Белджион, похоже поверил Данте на слово. Меж тем то, что. мы переживаем как читатели, никогда в точности не совпадает с переживаниями самого поэта, да и в совпадении таком не было бы никакого смысла, хотя, конечно, наши переживания имеют определенное отношение к опыту самого поэта. То, что переживает поэт, — это еще не поэзия, а поэтический материал; создание поэзии является для него новым "переживанием", чтение же поэзии — самим ли автором или кем-то другим — вещь совершенно иная. Белджион, в своем отрицании теории, которую он приписывает Маритену, допускает, на мой взгляд, собственные ошибки; однако основным вопросом остается аналогия между поэзией и религией. Что касается Ричардса, то его внимание к проблеме религии есть не что иное как попытка от нее уклониться. В приложении ко второму изданию "Принципов литературной критики" у него есть замечание по поводу моих стихов, чрезвычайно благосклонное, а кроме того, как мне кажется, очень тонкое. Однако Ричардс отмечает, что приводимый мною отрывок из Песни XXVI "Чистилища" показывает мой "настойчивый интерес к сексу, проблеме нашего поколения, так же как религия была проблемой предыдущего". Я с готовностью признаю важность Песни XXVI, и это замечание Ричардса является лишним доказательством его проницательности, и все же я не могу уловить то тонкое различие, которое содержится в его противопоставлении секса и религии. Можно подумать, что секс и религия были такими же "проблемами", как свобода торговли и имперские преференции; кажется странным, однако, что человечеству нужно было прожить столько тысячелетий, чтобы потом неожиданно осознать, что перед ним возникли, одна за другой, две проблемы — религия и секс.

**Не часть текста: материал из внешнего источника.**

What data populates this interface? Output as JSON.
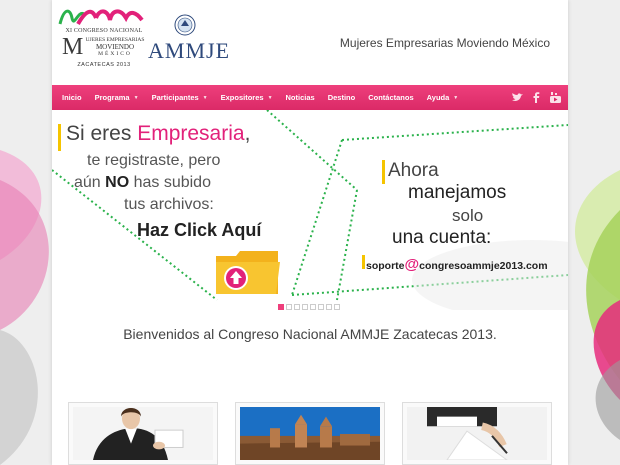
{
  "logo": {
    "congreso_line": "XI CONGRESO NACIONAL",
    "big_letter": "M",
    "sub_lines": [
      "UJERES EMPRESARIAS",
      "MOVIENDO",
      "MÉXICO"
    ],
    "city_line": "ZACATECAS 2013",
    "ammje": "AMMJE"
  },
  "header": {
    "tagline": "Mujeres Empresarias Moviendo México"
  },
  "nav": {
    "items": [
      {
        "label": "Inicio",
        "dropdown": false
      },
      {
        "label": "Programa",
        "dropdown": true
      },
      {
        "label": "Participantes",
        "dropdown": true
      },
      {
        "label": "Expositores",
        "dropdown": true
      },
      {
        "label": "Noticias",
        "dropdown": false
      },
      {
        "label": "Destino",
        "dropdown": false
      },
      {
        "label": "Contáctanos",
        "dropdown": false
      },
      {
        "label": "Ayuda",
        "dropdown": true
      }
    ],
    "social_icons": [
      "twitter-icon",
      "facebook-icon",
      "youtube-icon"
    ]
  },
  "slider": {
    "line1_a": "Si eres ",
    "line1_b": "Empresaria",
    "line1_c": ",",
    "line2": "te registraste, pero",
    "line3_a": "aún ",
    "line3_b": "NO",
    "line3_c": " has subido",
    "line4": "tus archivos:",
    "cta": "Haz Click Aquí",
    "right1": "Ahora",
    "right2": "manejamos",
    "right3": "solo",
    "right4": "una cuenta:",
    "email_a": "soporte",
    "email_at": "@",
    "email_b": "congresoammje2013.com",
    "slide_count": 8,
    "active_slide": 1
  },
  "welcome": {
    "text": "Bienvenidos al Congreso Nacional AMMJE Zacatecas 2013."
  },
  "colors": {
    "accent": "#e2217a",
    "nav": "#e8326f",
    "highlight": "#f5c400",
    "dotted_green": "#2bb24c"
  }
}
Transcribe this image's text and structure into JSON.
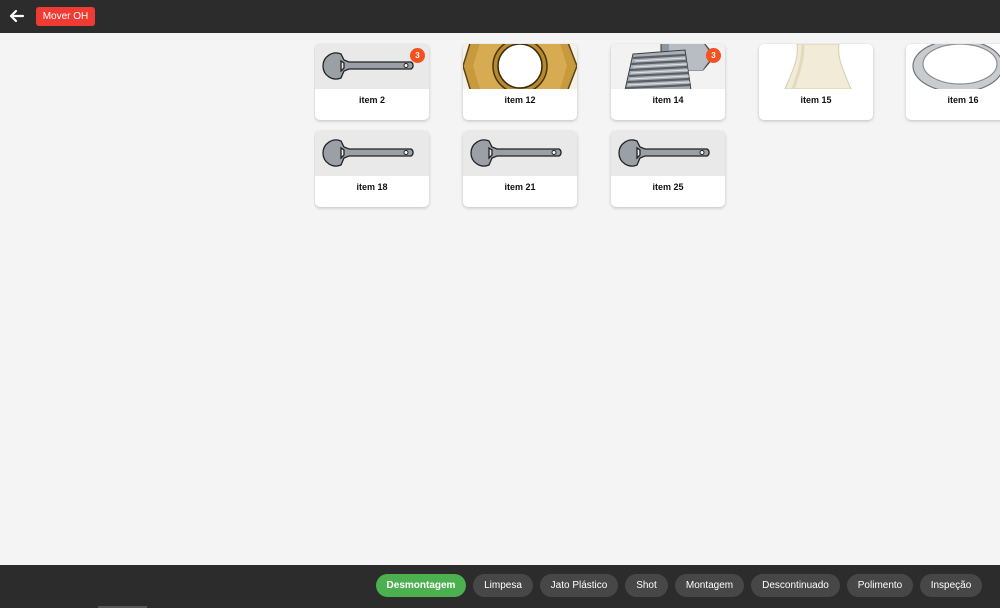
{
  "header": {
    "back_icon": "arrow-left-icon",
    "mover_label": "Mover OH",
    "accent_color": "#ef3b33"
  },
  "items": [
    {
      "label": "item 2",
      "image": "wrench-icon",
      "badge": "3"
    },
    {
      "label": "item 12",
      "image": "hex-nut-image",
      "badge": ""
    },
    {
      "label": "item 14",
      "image": "threaded-bolt-image",
      "badge": "3"
    },
    {
      "label": "item 15",
      "image": "cream-part-image",
      "badge": ""
    },
    {
      "label": "item 16",
      "image": "ring-image",
      "badge": ""
    },
    {
      "label": "item 18",
      "image": "wrench-icon",
      "badge": ""
    },
    {
      "label": "item 21",
      "image": "wrench-icon",
      "badge": ""
    },
    {
      "label": "item 25",
      "image": "wrench-icon",
      "badge": ""
    }
  ],
  "footer": {
    "stages": [
      "Desmontagem",
      "Limpesa",
      "Jato Plástico",
      "Shot",
      "Montagem",
      "Descontinuado",
      "Polimento",
      "Inspeção"
    ],
    "active_stage": "Desmontagem",
    "active_color": "#4caf50"
  }
}
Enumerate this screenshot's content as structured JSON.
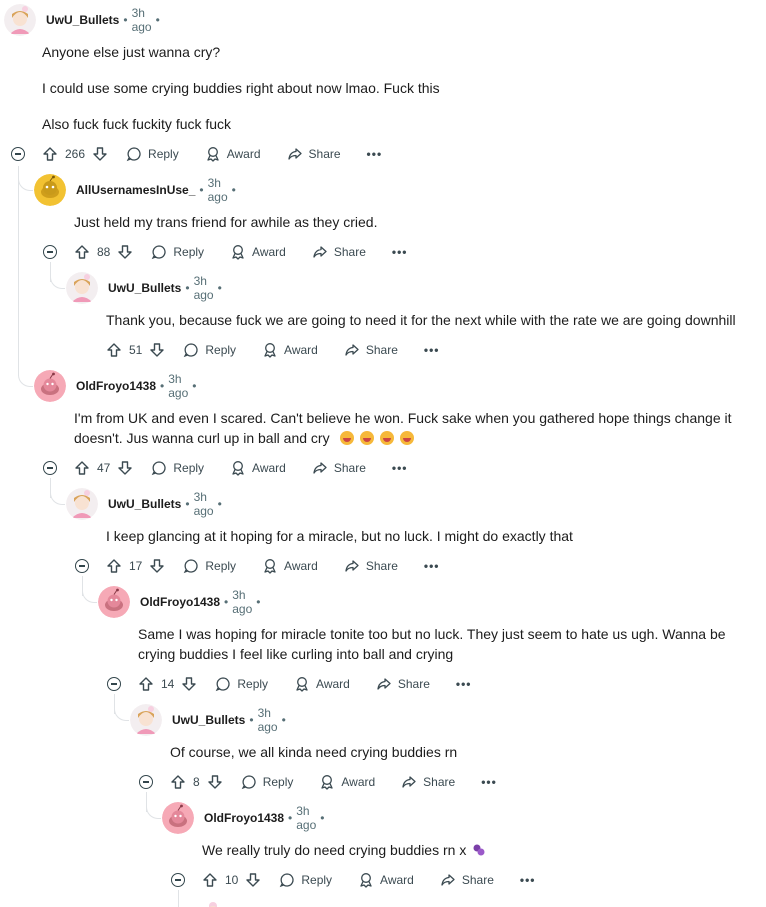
{
  "comments": [
    {
      "author": "UwU_Bullets",
      "time": "3h ago",
      "body": [
        "Anyone else just wanna cry?",
        "I could use some crying buddies right about now lmao. Fuck this",
        "Also fuck fuck fuckity fuck fuck"
      ],
      "score": "266"
    },
    {
      "author": "AllUsernamesInUse_",
      "time": "3h ago",
      "body": [
        "Just held my trans friend for awhile as they cried."
      ],
      "score": "88"
    },
    {
      "author": "UwU_Bullets",
      "time": "3h ago",
      "body": [
        "Thank you, because fuck we are going to need it for the next while with the rate we are going downhill"
      ],
      "score": "51"
    },
    {
      "author": "OldFroyo1438",
      "time": "3h ago",
      "body": [
        "I'm from UK and even I scared. Can't believe he won. Fuck sake when you gathered hope things change it",
        "doesn't. Jus wanna curl up in ball and cry"
      ],
      "score": "47"
    },
    {
      "author": "UwU_Bullets",
      "time": "3h ago",
      "body": [
        "I keep glancing at it hoping for a miracle, but no luck. I might do exactly that"
      ],
      "score": "17"
    },
    {
      "author": "OldFroyo1438",
      "time": "3h ago",
      "body": [
        "Same I was hoping for miracle tonite too but no luck. They just seem to hate us ugh. Wanna be",
        "crying buddies I feel like curling into ball and crying"
      ],
      "score": "14"
    },
    {
      "author": "UwU_Bullets",
      "time": "3h ago",
      "body": [
        "Of course, we all kinda need crying buddies rn"
      ],
      "score": "8"
    },
    {
      "author": "OldFroyo1438",
      "time": "3h ago",
      "body": [
        "We really truly do need crying buddies rn x"
      ],
      "score": "10"
    }
  ],
  "actions": {
    "reply": "Reply",
    "award": "Award",
    "share": "Share",
    "more": "•••"
  },
  "separator": "•",
  "icons": {
    "upvote": "upvote-icon",
    "downvote": "downvote-icon",
    "reply": "reply-icon",
    "award": "award-icon",
    "share": "share-icon",
    "collapse": "collapse-icon"
  },
  "colors": {
    "text": "#1c1c1c",
    "meta": "#576f76",
    "thread_line": "#e0e3e6",
    "avatar_yellow": "#f2c232",
    "avatar_pink": "#f6a9b6"
  }
}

Я все время придерживался того мнения, — да это, в общем-то, даже банально — что изменения в развитии поэзии и критики о ней зависят от внешних факторов. Я не столько пытался привлечь внимание к тому, как важен "вклад" Драйдена в литературную критику, словно речь идет о чисто количественных добавлениях, сколько к значимости того факта, что ему хотелось выразить и разъяснить свои взгляды на драму, перевод и английскую поэзию прошлого. И когда мы подошли к Джонсону, я старался привлечь внимание к дальнейшему развитию исторического сознания, которое заставило Джонсона захотеть дать детальную оценку английских поэтов прошлых веков и своего времени[41]; что касается Вордсворта, то, как мне кажется, его теории о поэзии черпали свою пищу в социальной среде. Мэтью Арнольду мы обязаны тем, что вопрос о религии был открыто поставлен в споре о литературе и поэзии; и при всем уважении к Ричардсу, и призывая его самого в свидетели, я не могу сказать, что этот "вопрос" был полностью отброшен и заменен новым, а именно — "сексом". Мне кажется, что этот вопрос по-прежнему занимает моих современников, называют ли они себя служителями церкви, агностиками, рационалистами или революционерами. Различие между сомнениями, которые выражают наши современники, вопросами, которые они задают, проблемами, которые они ставят, и позицией, отчасти, по крайней мере, характерной для прошлого, хорошо сформулировано Жаком Ривьером в двух фразах:

"Если бы в семнадцатом веке Мольера или Расина спросили, зачем они пишут, то ответ, несомненно, был бы однозначен: они пишут "для развлечения достойных людей" (pour distraire les honnetes gens). Только с приходом романтизма акт литературного творчества стал пониматься как своего рода прорыв к абсолюту, а его результат — как откровение".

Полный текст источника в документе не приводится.